The former United States Ambassador to Bolivia, Manual Rocha, has been arrested and charged with being a "clandestine agent" for Cuba since 1981.
The charges against the individual were unsealed by the Justice Department on Monday and accused Rocha of betraying his country by acting on behalf of Cuba's spy agency for decades. The development capped a year-long undercover sting operation against the 73-year-old.
Former Ambassador Charged of Being Double Agent
It involved a Federal Bureau of Investigation (FBI) agent pretending to be a Cuban intelligence operative who secretly recorded Rocha making incriminating statements about his life of diplomatic deception.
In a statement, Attorney General Merrick Garland called Rocha's case "one of the highest-reaching and longest-lasting infiltrations of the United States government by a foreign agent." He added that in the recorded conversations, the individual allegedly referred to the U.S. as "the enemy."
The news of the former ambassador's alleged crimes has shocked his friends and colleagues in U.S. diplomatic and intelligence circles. A former senior CIA intelligence official, Brian Latell said that he never suspected or had the slightest suspicion that Rocha was living a double life as described by the charging documents, as per the Washington Post.
Latell, who met Rocha in the early 1980s, added that he believes he knew his friend as well as anyone else. However, he never stopped to think that such a thing was possible. He called Rocha a person with many talents and more facets than he ever imagined despite being so close for so many years.
Former FBI agent Peter Lapp also said that Rocha's case is "very disturbing and concerning" due to the amount and types of intelligence that the defendant could access during his tenure. He said that the court papers in the case suggest that the FBI used a different undercover agent to get the suspect talking, incriminating himself in the process.

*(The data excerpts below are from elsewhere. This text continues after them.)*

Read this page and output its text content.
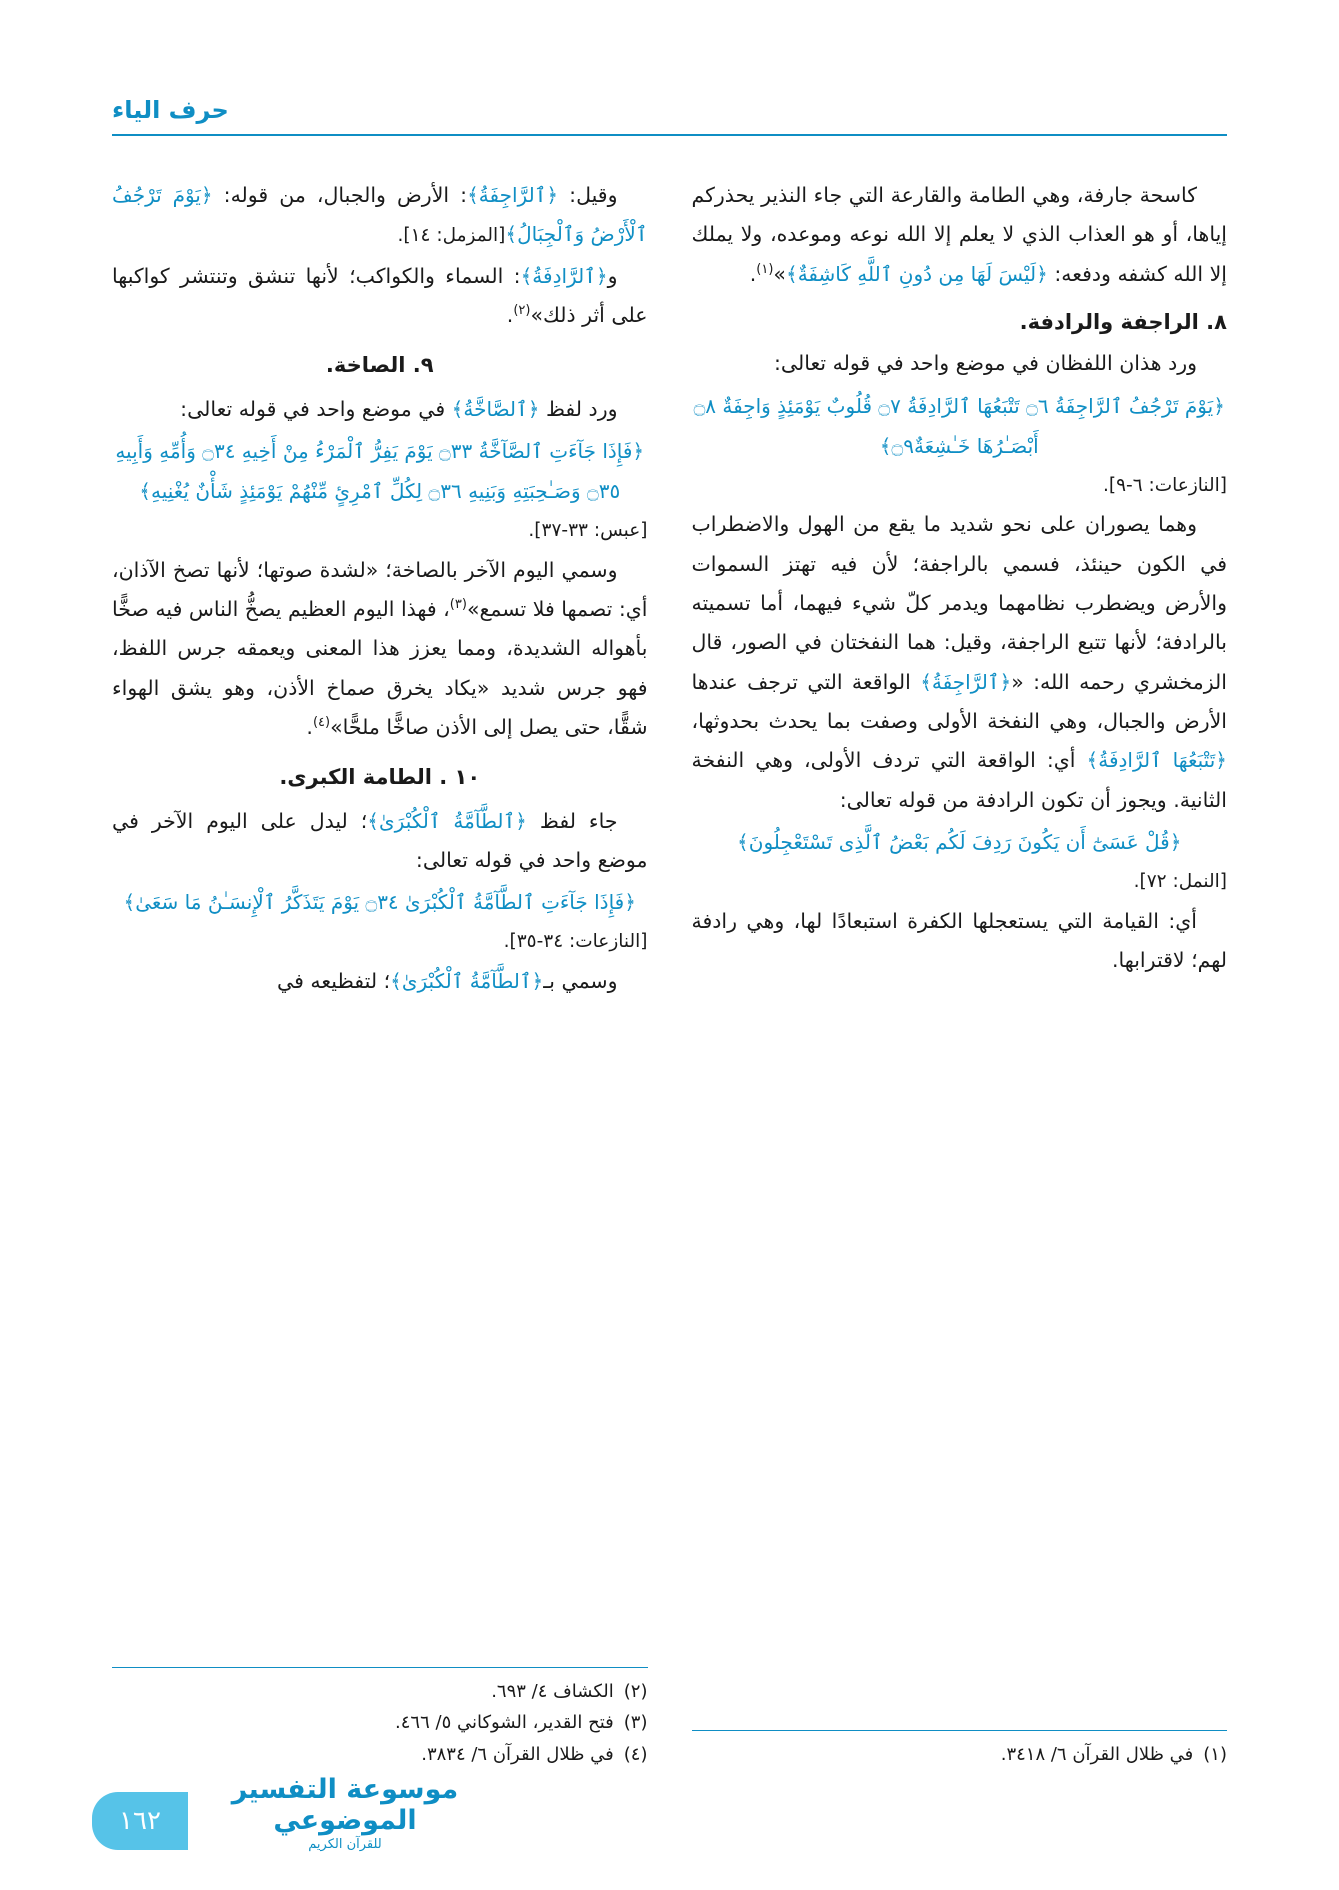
حرف الياء

كاسحة جارفة، وهي الطامة والقارعة التي جاء النذير يحذركم إياها، أو هو العذاب الذي لا يعلم إلا الله نوعه وموعده، ولا يملك إلا الله كشفه ودفعه: ﴿لَيْسَ لَهَا مِن دُونِ ٱللَّهِ كَاشِفَةٌ﴾»$^{(١)}$.

٨. الراجفة والرادفة.

ورد هذان اللفظان في موضع واحد في قوله تعالى:

﴿يَوْمَ تَرْجُفُ ٱلرَّاجِفَةُ ۝٦ تَتْبَعُهَا ٱلرَّادِفَةُ ۝٧ قُلُوبٌ يَوْمَئِذٍ وَاجِفَةٌ ۝٨ أَبْصَـٰرُهَا خَـٰشِعَةٌ۝٩﴾

[النازعات: ٦-٩].

وهما يصوران على نحو شديد ما يقع من الهول والاضطراب في الكون حينئذ، فسمي بالراجفة؛ لأن فيه تهتز السموات والأرض ويضطرب نظامهما ويدمر كلّ شيء فيهما، أما تسميته بالرادفة؛ لأنها تتبع الراجفة، وقيل: هما النفختان في الصور، قال الزمخشري رحمه الله: «﴿ٱلرَّاجِفَةُ﴾ الواقعة التي ترجف عندها الأرض والجبال، وهي النفخة الأولى وصفت بما يحدث بحدوثها، ﴿تَتْبَعُهَا ٱلرَّادِفَةُ﴾ أي: الواقعة التي تردف الأولى، وهي النفخة الثانية. ويجوز أن تكون الرادفة من قوله تعالى:

﴿قُلْ عَسَىٰٓ أَن يَكُونَ رَدِفَ لَكُم بَعْضُ ٱلَّذِى تَسْتَعْجِلُونَ﴾

[النمل: ٧٢].

أي: القيامة التي يستعجلها الكفرة استبعادًا لها، وهي رادفة لهم؛ لاقترابها.

(١)
في ظلال القرآن ٦/ ٣٤١٨.

وقيل: ﴿ٱلرَّاجِفَةُ﴾: الأرض والجبال، من قوله: ﴿يَوْمَ تَرْجُفُ ٱلْأَرْضُ وَٱلْجِبَالُ﴾[المزمل: ١٤].

و﴿ٱلرَّادِفَةُ﴾: السماء والكواكب؛ لأنها تنشق وتنتشر كواكبها على أثر ذلك»$^{(٢)}$.

٩. الصاخة.

ورد لفظ ﴿ٱلصَّاخَّةُ﴾ في موضع واحد في قوله تعالى:

﴿فَإِذَا جَآءَتِ ٱلصَّآخَّةُ ۝٣٣ يَوْمَ يَفِرُّ ٱلْمَرْءُ مِنْ أَخِيهِ ۝٣٤ وَأُمِّهِ وَأَبِيهِ ۝٣٥ وَصَـٰحِبَتِهِ وَبَنِيهِ ۝٣٦ لِكُلِّ ٱمْرِئٍ مِّنْهُمْ يَوْمَئِذٍ شَأْنٌ يُغْنِيهِ﴾

[عبس: ٣٣-٣٧].

وسمي اليوم الآخر بالصاخة؛ «لشدة صوتها؛ لأنها تصخ الآذان، أي: تصمها فلا تسمع»$^{(٣)}$، فهذا اليوم العظيم يصخُّ الناس فيه صخًّا بأهواله الشديدة، ومما يعزز هذا المعنى ويعمقه جرس اللفظ، فهو جرس شديد «يكاد يخرق صماخ الأذن، وهو يشق الهواء شقًّا، حتى يصل إلى الأذن صاخًّا ملحًّا»$^{(٤)}$.

١٠ . الطامة الكبرى.

جاء لفظ ﴿ٱلطَّآمَّةُ ٱلْكُبْرَىٰ﴾؛ ليدل على اليوم الآخر في موضع واحد في قوله تعالى:

﴿فَإِذَا جَآءَتِ ٱلطَّآمَّةُ ٱلْكُبْرَىٰ ۝٣٤ يَوْمَ يَتَذَكَّرُ ٱلْإِنسَـٰنُ مَا سَعَىٰ﴾

[النازعات: ٣٤-٣٥].

وسمي بـ﴿ٱلطَّآمَّةُ ٱلْكُبْرَىٰ﴾؛ لتفظيعه في

(٢)
الكشاف ٤/ ٦٩٣.

(٣)
فتح القدير، الشوكاني ٥/ ٤٦٦.

(٤)
في ظلال القرآن ٦/ ٣٨٣٤.

موسوعة التفسير الموضوعي
للقرآن الكريم
١٦٢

Manuel Rocha's Decades-Long Deception
That technique was similar to the agency's successful work against another former State Department employee, Kendall Myers, who admitted his own crimes. If there are no such admissions, it is unlikely that prosecutors could bring charges over suspicious conduct that happened many years in the past.

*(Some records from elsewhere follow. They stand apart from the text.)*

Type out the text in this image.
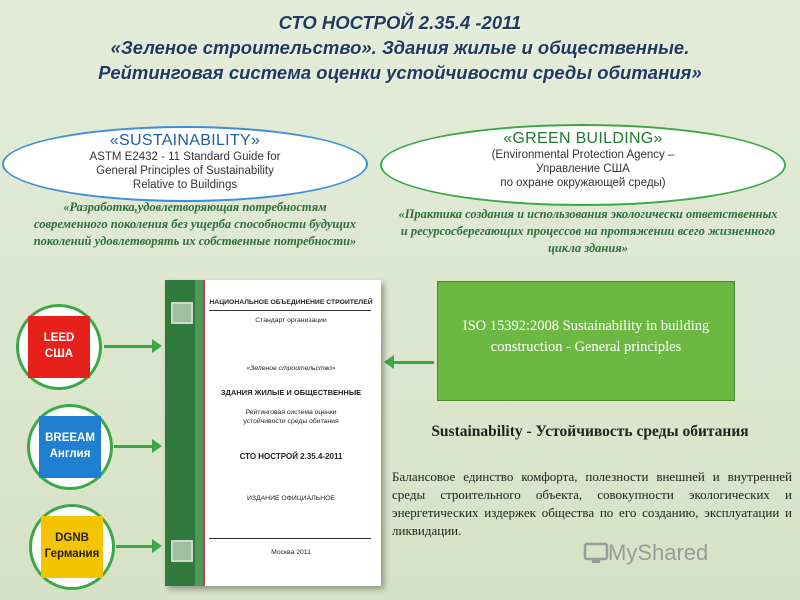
СТО НОСТРОЙ 2.35.4 -2011
«Зеленое строительство». Здания жилые и общественные.
Рейтинговая система оценки устойчивости среды обитания»
«SUSTAINABILITY»
ASTM E2432 - 11 Standard Guide for
General Principles of Sustainability
Relative to Buildings
«Разработка,удовлетворяющая потребностям современного поколения без ущерба способности будущих поколений удовлетворять их собственные потребности»
«GREEN BUILDING»
(Environmental Protection Agency –
Управление США
по охране окружающей среды)
«Практика создания и использования экологически ответственных и ресурсосберегающих процессов на протяжении всего жизненного цикла здания»
LEED
США
BREEAM
Англия
DGNB
Германия
НАЦИОНАЛЬНОЕ ОБЪЕДИНЕНИЕ СТРОИТЕЛЕЙ
Стандарт организации
«Зеленое строительство»
ЗДАНИЯ ЖИЛЫЕ И ОБЩЕСТВЕННЫЕ
Рейтинговая система оценки
устойчивости среды обитания
СТО НОСТРОЙ 2.35.4-2011
ИЗДАНИЕ ОФИЦИАЛЬНОЕ
Москва 2011
ISO 15392:2008 Sustainability in building construction - General principles
Sustainability - Устойчивость среды обитания
Балансовое единство комфорта, полезности внешней и внутренней среды строительного объекта, совокупности экологических и энергетических издержек общества по его созданию, эксплуатации и ликвидации.
MyShared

On Monday, Garland said that the people who have the privilege of serving in the government of the U.S. are given an enormous amount of trust by the public that they serve. He noted that betraying that trust by falsely pledging loyalty to the country while serving another nation will be "met with the full force" of the DOJ, according to NBC News.
The defendant's 25-year diplomatic career was spent under both Democratic and Republican administrations. Much of his time in politics was spent during the Cold War in Latin America, which was a period of sometimes heavy-handed U.S. political and military policies.
Rocha's diplomatic postings included a stint at the U.S. Interests Section in Cuba at a time when the U.S. lacked full diplomatic relations with Fidel Castro's communist government. He was born in Colombia and raised in a working-class home in New York City, said the Associated Press.